If you read no other article this week, please read this article from the New York Times on the scale of the pollution problem in China:

As China Roars, Pollution Reaches Deadly Extremes

Now I’m no eco-hector, but I have the feeling that this is the true price of the cheap Chinese products that are flowing around the word.  However, its clear that this is a problem created by Chinese government and Chinese business. The factories that pollute so much are completely inefficient, as pointed out in the article. They waste resources like water, which are still cheap, despite their increasing scarcity. The government refuses to impose surcharges and subsidizes fuel oil.
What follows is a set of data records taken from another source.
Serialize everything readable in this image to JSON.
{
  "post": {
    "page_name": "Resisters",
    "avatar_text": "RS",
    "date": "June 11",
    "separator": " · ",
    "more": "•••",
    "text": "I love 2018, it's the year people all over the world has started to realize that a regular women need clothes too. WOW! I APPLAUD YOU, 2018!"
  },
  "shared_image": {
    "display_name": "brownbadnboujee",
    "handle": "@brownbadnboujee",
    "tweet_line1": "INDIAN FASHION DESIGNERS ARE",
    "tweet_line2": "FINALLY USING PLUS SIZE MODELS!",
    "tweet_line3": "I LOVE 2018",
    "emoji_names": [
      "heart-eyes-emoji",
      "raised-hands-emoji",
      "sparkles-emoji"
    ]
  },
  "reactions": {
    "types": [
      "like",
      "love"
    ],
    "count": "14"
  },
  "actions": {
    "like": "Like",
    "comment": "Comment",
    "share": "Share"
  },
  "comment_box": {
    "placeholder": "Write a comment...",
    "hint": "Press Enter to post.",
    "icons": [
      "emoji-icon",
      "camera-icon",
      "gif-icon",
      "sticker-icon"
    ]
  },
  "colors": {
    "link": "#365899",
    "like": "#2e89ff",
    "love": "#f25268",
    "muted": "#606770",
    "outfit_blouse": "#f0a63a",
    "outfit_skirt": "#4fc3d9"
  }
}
Chinese steel makers, on average, use one-fifth more energy per ton than the international average. Cement manufacturers need 45 percent more power, and ethylene producers need 70 percent more than producers elsewhere, the World Bank says.
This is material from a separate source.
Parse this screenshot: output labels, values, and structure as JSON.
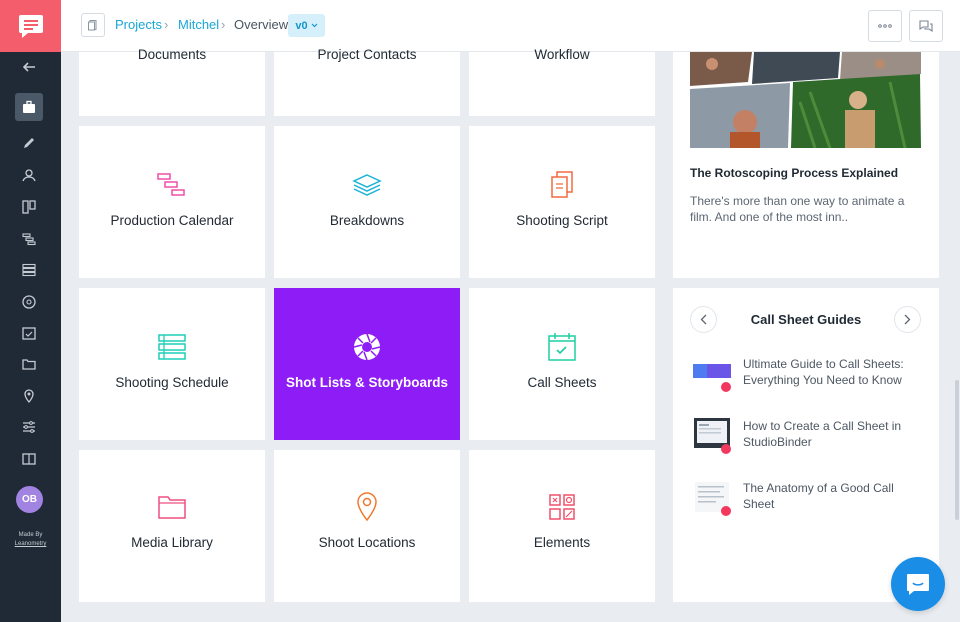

The article also points out the lack of thermal insulation in Chinese buildings. This topic was discussed several times when I worked at the China-U.S. Energy Efficiency Alliance: the Chinese governments would build buildings that were not adapted to the climate in the area. And there was a blanket date on when heating and cooling would start in buildings, which had some in the south sweltering and some in the north freezing and many times when the heating and/or cooling were unnecessary.  The article also discusses the institutional problems in China, including the catastrophically understaffed environmental ministry and the non-existent ministry of energy.